Depuis mars 2018, un groupe mystérieux a fait son apparition dans le paysage pop français. Pion, formé d’anciens membre de Blind Digital Citizen, a teasé lentement mais surement son arrivée jusqu’à ce point culminant : la sortie de son premier album 22:22. Un mystère qui nous a permis de nous poser cette question : existe-t-il une prophétie Pion ? Réponse ci-dessous.
Il existe une prophétie issue des temps lointains, d’une époque où les mots n’existaient pas encore et où les histoires se racontaient sous forme de hiéroglyphes sur des tablettes perdues puis retrouvées. Une légende comme un murmure lointain, un son dans le vent qui se percute à notre pensée pour annoncer l’arrivée d’un groupe, d’un sauveur qui à l’aube de la fin des temps viendra tout remettre en place, qui finira de détruire les chapelles musicales françaises pour offrir la réponse que l’on attendait tous, celle d’une musique libre, vibrante, où le mystère transforme les mots en poésie et où la musique serait une incantation conduisant à la transe, quarante minutes pour atteindre l’élévation. Gravée dans des tablettes qui furent l’objet d’un combat millénaire entre ceux qui croyaient en ce besoin de liberté et les gardiens d’un temple qui se délitait années après années, la prophétie semble aujourd’hui enfin prête à briller aux yeux du monde. Nous sommes le 30 août 2019, le monde semble s’approcher chaque jour un peu plus de l’apocalypse et Pion vient de dévoiler 22:22. L’heure du renouveau a sonné.
La prophétie se répand donc aujourd’hui de manière digitale, ainsi va l’époque moderne. Uploadé dans l’infini des chiffres et des algorithmes, elle a quitté ses tablettes anciennes et poussiéreuses pour s’incarner musicalement dans Pion. « Étions nous déjà là ? » nous questionne le groupe dans son morceau final, comme un miroir à la théorie qui s’impose à nous au fur et à mesure de l’écoute de ce brutalement grandiose 22:22. Sont-ils des prophètes ? Des êtres futuristes venus nous offrir un aperçu de ce que la musique deviendra et ce qu’elle aurait toujours du être ? Nous n’avons pas la réponse définitive, mais il est certain que celle-ci apparaît dans ces 9 titres qui en 40 minutes nous offrent une musique comme une matière en mouvement où s’alternent et s’accouplent saxophones débridés, synthétiseurs possédés et un chant qui s’adresse à son auditeur pour mieux l’impliquer dans cette expérience de chaque seconde.

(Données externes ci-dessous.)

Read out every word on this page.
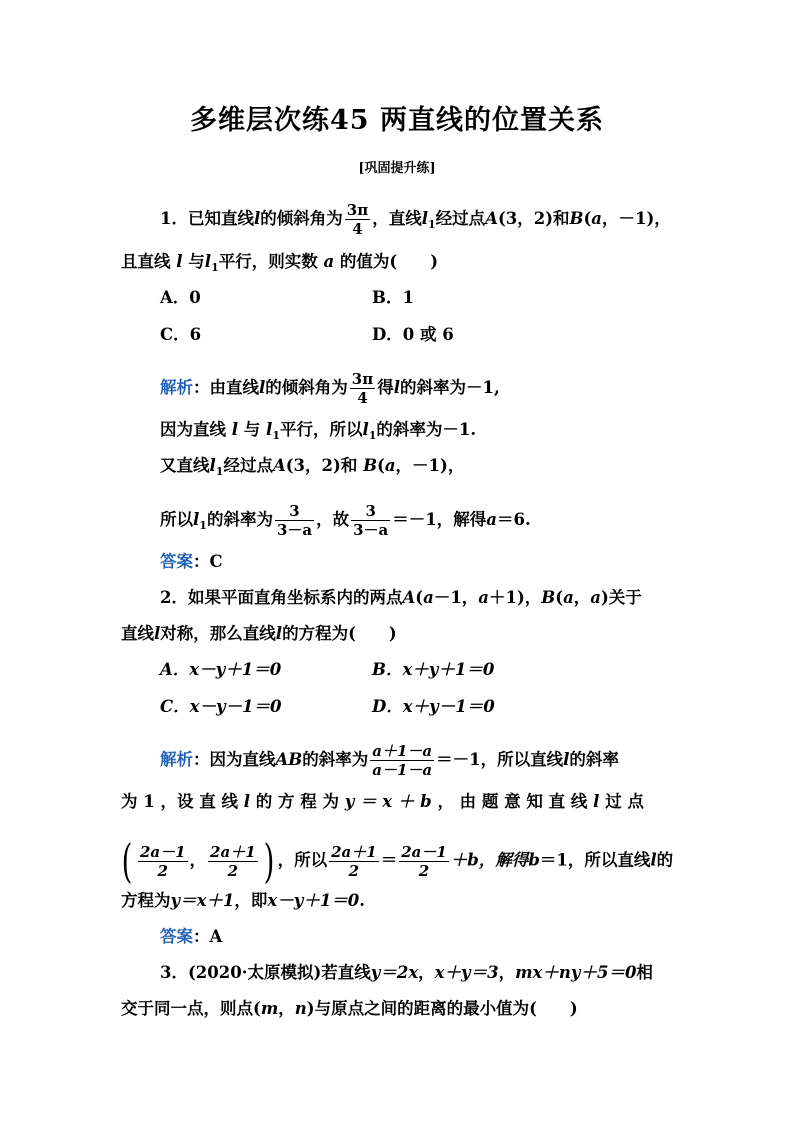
多维层次练45 两直线的位置关系
[巩固提升练]
1．已知直线l的倾斜角为 $\frac{3\pi}{4}$ ，直线$l_1$经过点A(3，2)和B(a，－1)，
且直线 l 与$l_1$平行，则实数 a 的值为(　　)
A．0	B．1
C．6	D．0 或 6
解析：由直线l的倾斜角为 $\frac{3\pi}{4}$ 得l的斜率为－1,
因为直线 l 与 $l_1$平行，所以$l_1$的斜率为－1.
又直线$l_1$经过点A(3，2)和 B(a，－1)，
所以$l_1$的斜率为 $\frac{3}{3-a}$ ，故 $\frac{3}{3-a} =-1$，解得a＝6.
答案：C
2．如果平面直角坐标系内的两点A(a－1，a＋1)，B(a，a)关于
直线l对称，那么直线l的方程为(　　)
A．x－y＋1＝0	B．x＋y＋1＝0
C．x－y－1＝0	D．x＋y－1＝0
解析：因为直线AB的斜率为 $\frac{a+1-a}{a-1-a} =-1$，所以直线l的斜率
为 1 ，设 直 线 l 的 方 程 为 y ＝ x ＋ b ， 由 题 意 知 直 线 l 过 点
( $\frac{2a-1}{2}$ ， $\frac{2a+1}{2}$ ) ，所以 $\frac{2a+1}{2} = \frac{2a-1}{2} +b$，解得b＝1，所以直线l的
方程为y＝x＋1，即x－y＋1＝0.
答案：A
3．(2020·太原模拟)若直线y＝2x，x＋y＝3，mx＋ny＋5＝0相
交于同一点，则点(m，n)与原点之间的距离的最小值为(　　)
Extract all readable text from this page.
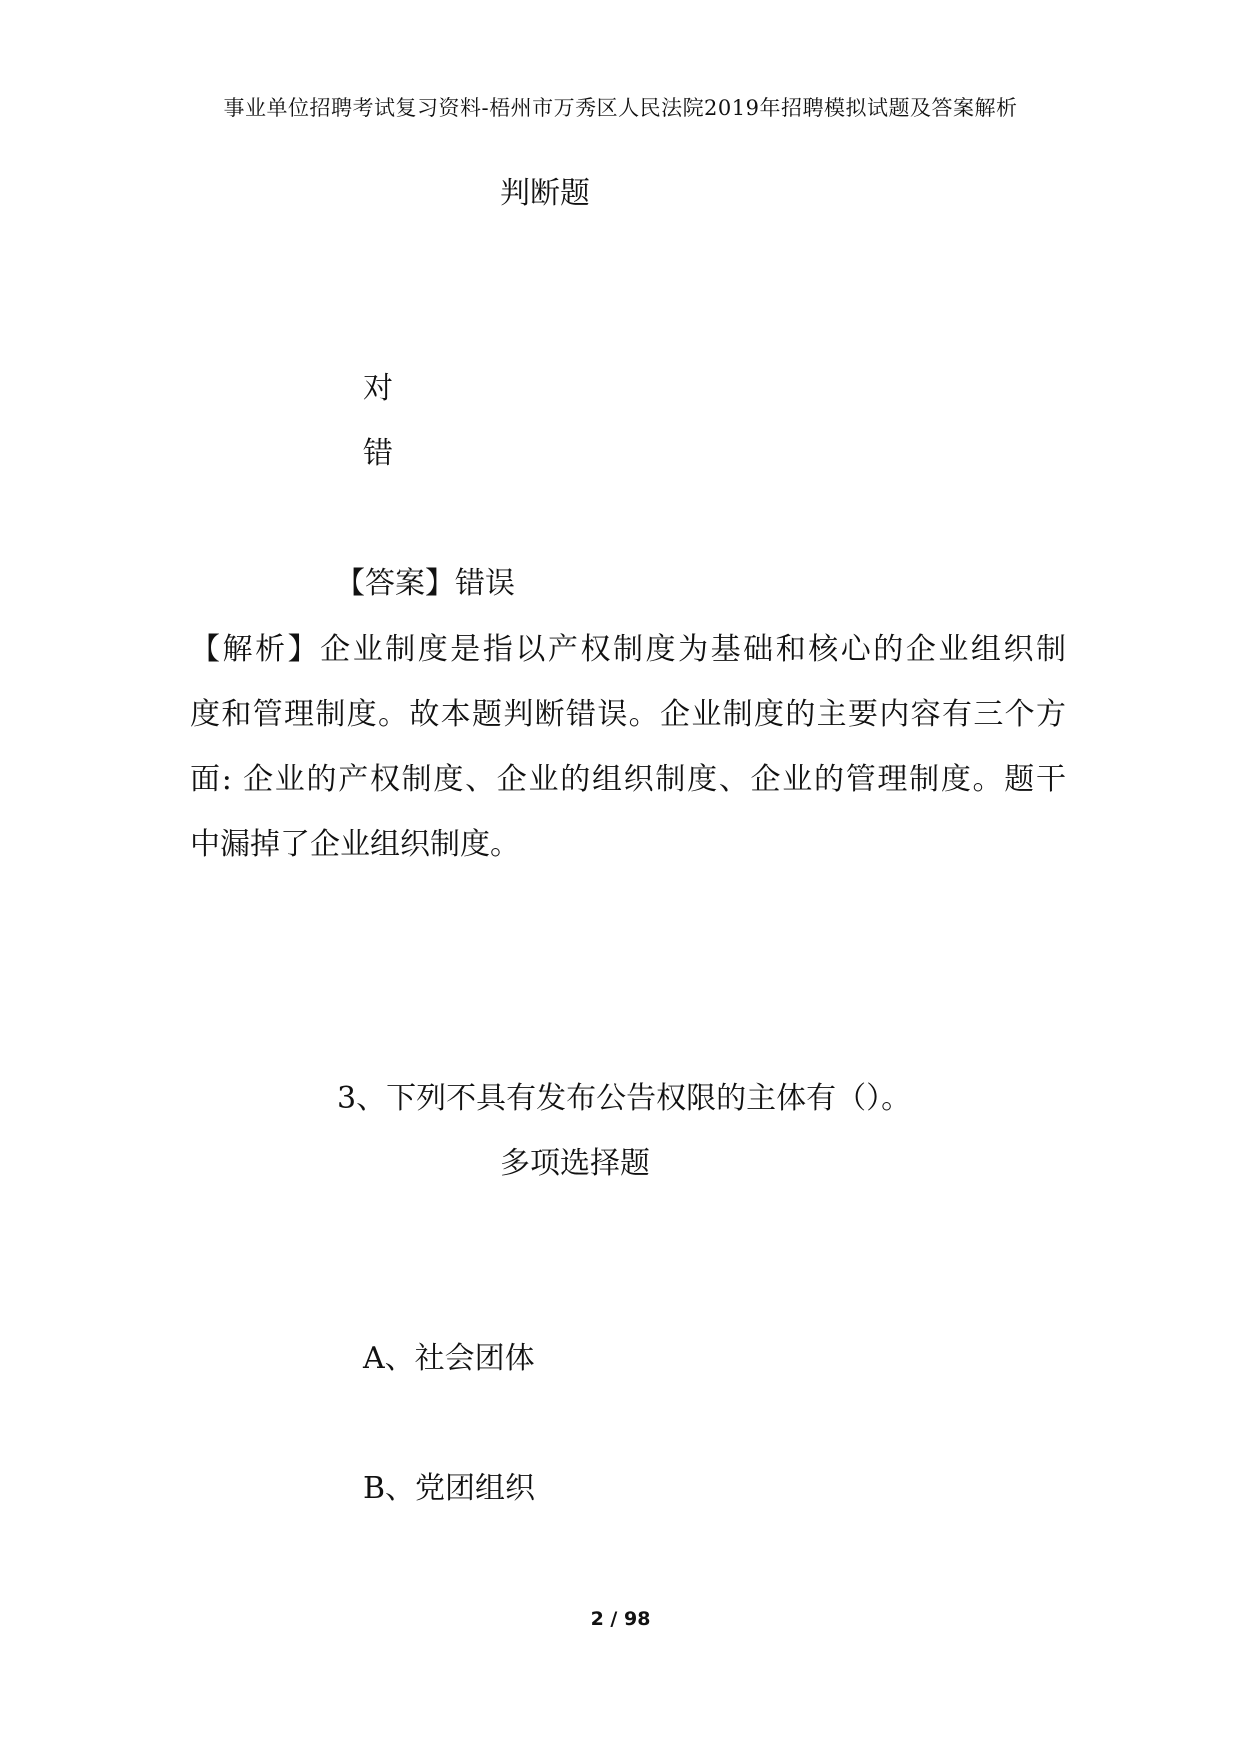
事业单位招聘考试复习资料-梧州市万秀区人民法院2019年招聘模拟试题及答案解析
判断题
对
错
【答案】错误
【解析】企业制度是指以产权制度为基础和核心的企业组织制
度和管理制度。故本题判断错误。企业制度的主要内容有三个方
面: 企业的产权制度、企业的组织制度、企业的管理制度。题干
中漏掉了企业组织制度。
3、下列不具有发布公告权限的主体有（）。
多项选择题
A、社会团体
B、党团组织
2 / 98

Car c’est bien là que réside la grande réussite de cette œuvre indéfinissable, qui se veut autant opéra-rock futuriste que traité sur la pop post-morderne : réussir à garder l’implication et l’attention de son auditeur. Si les chansons peuvent se piocher au hasard pour vivre leur vie en tout indépendance, elles ne trouvent leur réelle saveur que dans ce bloc-tout qu’est 22:22 qui se vit comme un rêve halluciné et auditif prenant place entre une introduction en douceur, 22h22, et une pièce puissante, Djinn, qui tire en longueur pour mieux gagner en force jusqu’à nous « mener au bout du rêve« . Au milieu de tout ça, nous tanguons, nous sommes secoués, agrippés, étonnés, nous sommes tout simplement vivants.
Entre religieux et ésotérisme, le mystère des textes explosent d’une poésie de chaque instant, se jouant du mystère pour mieux nous fasciner et nous ramener finalement vers notre époque, traitant du fanatisme dans Sympacide, de notre rapport à la consommation dans Coca-Loca ou encore de la fin programmée de notre espèce avec Déluge et Peuple Fossile. Musicalement, c’est l’explosion, une intensité folle qui vibre à chaque instant : Sirine #1 et #2 s’observent, se toisent et se répondre, Sympacide amène la brutalité de son propos dans des explosions soudaines et barbares tout comme Coca-Loca hypnotise dans une boucle qui mène autant à la danse qu’à la transe pour mieux dévier et nous réveiller alors que Forêt nous embarque dans sa douceur et sa tendresse comme une berceuse futuriste en trompe-l’œil. Le tout offrant un album lié par une véritable ligne conductrice mais qui ne cesse pourtant de s’en échapper, comme une route de campagne dont on s’éloigne parfois pour mieux observer les arbres et la nature qui s’offre alentour.
On ne sait pas si le monde est prêt pour ce 22:22 mais une chose est certaine : Pion nous a offert un album que l’on n’osait plus vraiment attendre, une œuvre gorgée de mysticisme, de folie et d’un talent total pour nous transporter au cœur d’un univers foisonnant et halluciné. Le genre d’album qu’on écoutera encore dans 10 ans en y trouvant toujours de nouvelles subtilités. La prophétie avait donc vu juste.